Eagle Lake First Nation Elder maintains hunger strike to protest 'oppressive' child welfare system
First Nations child welfare agency 'breaks families' instead of helping them, Eagle Lake woman says
A woman from Migisi Sahgaigan (Eagle Lake) First Nation in northwestern Ontario is entering her seventh day of a hunger strike to protest an "oppressive child welfare system that continues to break down families."
The woman began the hunger strike on Oct. 9 after being denied access to her great-grandchildren last weekend by a child welfare agency. She told CBC News on Friday morning that those visits were "reinstated without question" but her act of protest continues.
CBC News is not using the woman's name to comply with provincial regulations that prohibit the public identification of children in the child welfare system. She said four of her great-grand children are in the care of Anishinaabe Abinoojii Family Services, a First Nations-run agency in Treaty 3.
The woman, who is a registered psychotherapist, told CBC News that she had regular visits with her great-grandchildren for nearly a decade until Thanksgiving weekend this year when she was told that her access was being denied.
"I want the Abinoojii Family services to reinstate my visits with my great-grandchildren," she said. "They are my life, they are my future generation. I don't want to lose connection with them and right now I don't feel like I have any connection with them."
The children were taken into care because their mother suffers from an addiction to drugs, she said.
"This can happen to anyone — your family being involved with child and family services — because I never, ever thought it would happen to me."
The great-grandmother said she started the hunger strike after the leadership at Migisi Sahgaigan was unable to overrule the decision of the child welfare agency to deny her access.
"What was really clear to me was that Anishinaabe Abinoojii Family Services had more power than myself, than three generations of my family, and more power than the police, more power than the legal system, the lawyers, the judges and our Migisi Sahgaigan chief and council," she said.
The woman said both she and her husband speak Anishinaawbemowin and were sharing their language, culture and traditional values with their great-grandchildren. She said she wasn't told why her visitation rights are being denied but believes it's owing to a conflict between Anishinaabe parenting styles and non-Indigenous ways of parenting.
A director with Anishinaabe Abinoojii told CBC on Friday afternoon that the agency is "working on" addressing the woman's concerns and has been in touch with her, but Dennis Petiquan said confidentiality prevents him from commenting further.
'Brown agency' run by 'white policies'
"The rights of my great-grandchildren are being violated, as well as my own by this oppressive brown agency that's run by non-Native policies, white policies," the woman said. "Our agency has proven time and time again that it has broken families rather than repatriated families."

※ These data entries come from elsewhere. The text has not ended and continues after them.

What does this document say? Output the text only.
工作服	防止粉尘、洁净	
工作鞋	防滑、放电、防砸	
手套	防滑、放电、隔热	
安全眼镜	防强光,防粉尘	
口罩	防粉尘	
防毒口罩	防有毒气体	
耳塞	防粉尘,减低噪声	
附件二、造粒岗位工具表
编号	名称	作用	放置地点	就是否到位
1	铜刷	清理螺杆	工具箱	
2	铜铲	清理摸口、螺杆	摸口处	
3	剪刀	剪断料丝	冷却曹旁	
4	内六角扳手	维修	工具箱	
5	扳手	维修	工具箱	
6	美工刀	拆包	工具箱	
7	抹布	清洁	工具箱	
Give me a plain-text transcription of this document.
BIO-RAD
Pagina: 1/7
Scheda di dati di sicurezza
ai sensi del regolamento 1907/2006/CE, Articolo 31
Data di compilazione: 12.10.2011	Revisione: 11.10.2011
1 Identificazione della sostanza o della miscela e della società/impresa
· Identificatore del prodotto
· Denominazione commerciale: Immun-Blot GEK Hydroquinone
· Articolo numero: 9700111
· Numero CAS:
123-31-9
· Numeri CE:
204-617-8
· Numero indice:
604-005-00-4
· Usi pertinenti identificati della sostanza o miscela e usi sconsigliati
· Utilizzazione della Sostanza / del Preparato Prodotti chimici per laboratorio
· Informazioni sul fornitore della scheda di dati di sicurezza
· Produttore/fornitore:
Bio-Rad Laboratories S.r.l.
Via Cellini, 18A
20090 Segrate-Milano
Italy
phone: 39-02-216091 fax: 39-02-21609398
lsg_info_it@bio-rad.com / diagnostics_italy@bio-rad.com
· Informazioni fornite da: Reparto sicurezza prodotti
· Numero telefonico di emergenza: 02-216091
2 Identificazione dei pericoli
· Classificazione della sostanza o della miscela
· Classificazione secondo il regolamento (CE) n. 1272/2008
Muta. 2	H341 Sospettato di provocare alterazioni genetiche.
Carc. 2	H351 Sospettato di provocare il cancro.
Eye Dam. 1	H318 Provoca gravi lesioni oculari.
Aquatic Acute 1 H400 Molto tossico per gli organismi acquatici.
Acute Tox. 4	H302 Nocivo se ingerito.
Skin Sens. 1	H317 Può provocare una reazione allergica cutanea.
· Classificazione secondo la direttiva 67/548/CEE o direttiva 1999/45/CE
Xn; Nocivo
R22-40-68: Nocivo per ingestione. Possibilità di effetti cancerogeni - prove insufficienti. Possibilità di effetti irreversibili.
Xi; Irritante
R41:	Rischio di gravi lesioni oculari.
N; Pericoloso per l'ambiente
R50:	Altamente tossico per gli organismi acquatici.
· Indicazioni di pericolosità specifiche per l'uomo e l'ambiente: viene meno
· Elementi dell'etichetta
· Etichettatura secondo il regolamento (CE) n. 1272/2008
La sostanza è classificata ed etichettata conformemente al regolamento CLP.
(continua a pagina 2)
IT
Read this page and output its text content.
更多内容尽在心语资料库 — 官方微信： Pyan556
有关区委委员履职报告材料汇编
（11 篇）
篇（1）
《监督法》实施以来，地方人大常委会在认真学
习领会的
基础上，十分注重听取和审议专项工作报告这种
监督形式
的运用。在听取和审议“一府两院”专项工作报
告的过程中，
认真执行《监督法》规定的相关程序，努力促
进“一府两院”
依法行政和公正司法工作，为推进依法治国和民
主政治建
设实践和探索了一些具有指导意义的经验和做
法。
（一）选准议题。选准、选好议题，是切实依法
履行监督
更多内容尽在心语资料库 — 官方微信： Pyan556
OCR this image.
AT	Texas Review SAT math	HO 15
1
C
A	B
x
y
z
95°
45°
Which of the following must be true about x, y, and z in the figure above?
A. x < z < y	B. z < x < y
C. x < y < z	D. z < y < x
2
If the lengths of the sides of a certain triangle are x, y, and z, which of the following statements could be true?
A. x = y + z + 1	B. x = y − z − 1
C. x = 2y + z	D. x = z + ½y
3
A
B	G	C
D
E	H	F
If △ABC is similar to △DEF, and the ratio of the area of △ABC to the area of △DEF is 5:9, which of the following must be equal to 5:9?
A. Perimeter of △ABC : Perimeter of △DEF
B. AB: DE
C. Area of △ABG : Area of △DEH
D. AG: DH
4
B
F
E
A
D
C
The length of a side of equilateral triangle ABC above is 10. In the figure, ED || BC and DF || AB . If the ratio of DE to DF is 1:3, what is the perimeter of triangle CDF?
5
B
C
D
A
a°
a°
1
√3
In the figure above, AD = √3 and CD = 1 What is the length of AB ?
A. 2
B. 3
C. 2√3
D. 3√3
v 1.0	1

Community health nurses visited the woman this week, she said, to help her manage her Type 2 diabetes while she is on the hunger strike and she remains committed to the protest.
In addition to regaining access to her great-grandchildren, the woman said she hopes her hunger strike sparks a resurgence of traditional Anishinaabe laws regarding the care of children.
To that end, she sent a letter, dated Oct. 15, to First Nations leaders throughout the Treaty 3 territory.
"I urge you all to stand up for our children and families and fully implement Anishinaabe Abinoojii Inakonigwin immediately," the letter reads.
"I'm a very traditional woman and I'm counting on the women to stand up and say we're going to take our responsibilities back as Anishinaabe women and we have to take care of our own children," she said.
"If my hunger strike can at least make some kind of shift toward that, then it's worth what I'm doing."